Changing the default to parse /dev/disk/by-id/ might cause the problem of inconsistencies with previous installations. Also, this can be done independently in a separate patch (maybe with some configuration to keep with the old behavior). Nevertheless, this patch should not break anything and thus can be included without much worries as far as I understand it's working principle.
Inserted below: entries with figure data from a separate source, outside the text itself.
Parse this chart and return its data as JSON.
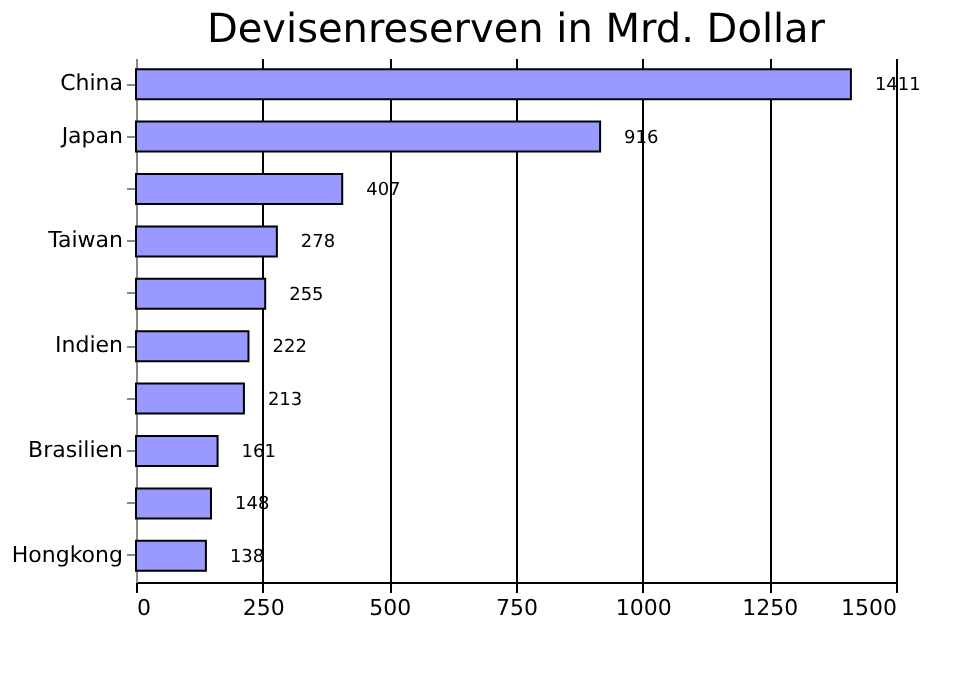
{
  "chart_data": {
    "type": "bar",
    "orientation": "horizontal",
    "title": "Devisenreserven in Mrd. Dollar",
    "categories": [
      "China",
      "Japan",
      null,
      "Taiwan",
      null,
      "Indien",
      null,
      "Brasilien",
      null,
      "Hongkong"
    ],
    "values": [
      1411,
      916,
      407,
      278,
      255,
      222,
      213,
      161,
      148,
      138
    ],
    "color": "#9999ff",
    "xlim": [
      0,
      1500
    ],
    "xticks": [
      0,
      250,
      500,
      750,
      1000,
      1250,
      1500
    ],
    "grid": "x",
    "data_labels": true
  }
}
Sure, I'll give it a try. I think the best way to do this is through an ENV variable added to the plugins config file that enables this feature. That way the behavior, and especially data store name, doesn't change unexpectedly on existing installations. I believe that this can be done as a global variable, so that it only has to be enabled in the config once and and then that same config section can be referenced to enable support as I add this friendly drive name support to other disk monitoring plugins (assuming I can figure it out and get around to it).
If the ENV variable is set, it will check for an alias and use that as the first priority. If that doesn't exist, it will fall back to WWN. If that doesn't exist, it will use the regular sda style name.
I did some playing around with WWN, and from my limited home sample set this seems to work reliably for SATA drives. For USB enclosures/docks, it is very hit-or-miss. Some enclosures don't provide WWN at all. Some multi-drive enclosures provide the same WWN (and manufacturer and serial number) for every drive in the enclosure, resulting in only one drive getting a WWN symlink and the rest just not having any. So, the results of using WWN with USB enclosures might not be perfect, but it won't be any worse than randomly moving sda sdb sdc names.
Example disk-to-name code test preferring manual created alias, then automatic WWN, then sd? name on my NAS:
sda array1disk4
sdb array1disk2
sdc array2disk1
sdd array2disk2
sde array1disk1
sdf array1disk3
sdq usbboot
sdj array2disk3
sdk wwn-0x50014ee1ad4a27f0
sdm sdm
sdl sdl
sdn sdn
sdo wwn-0x50014ee257fe401a
sdp wwn-0x50014ee257c457c8
sdh sdh
sds wwn-0x50014ee2ad53b265
sdr wwn-0x50014ee1ac79138c
sdt wwn-0x5000cca224c2a1c9
sdu sdu
sdw sdw
I'll work on figuring out the ENV variable enabling and create a PR once this seems to be working.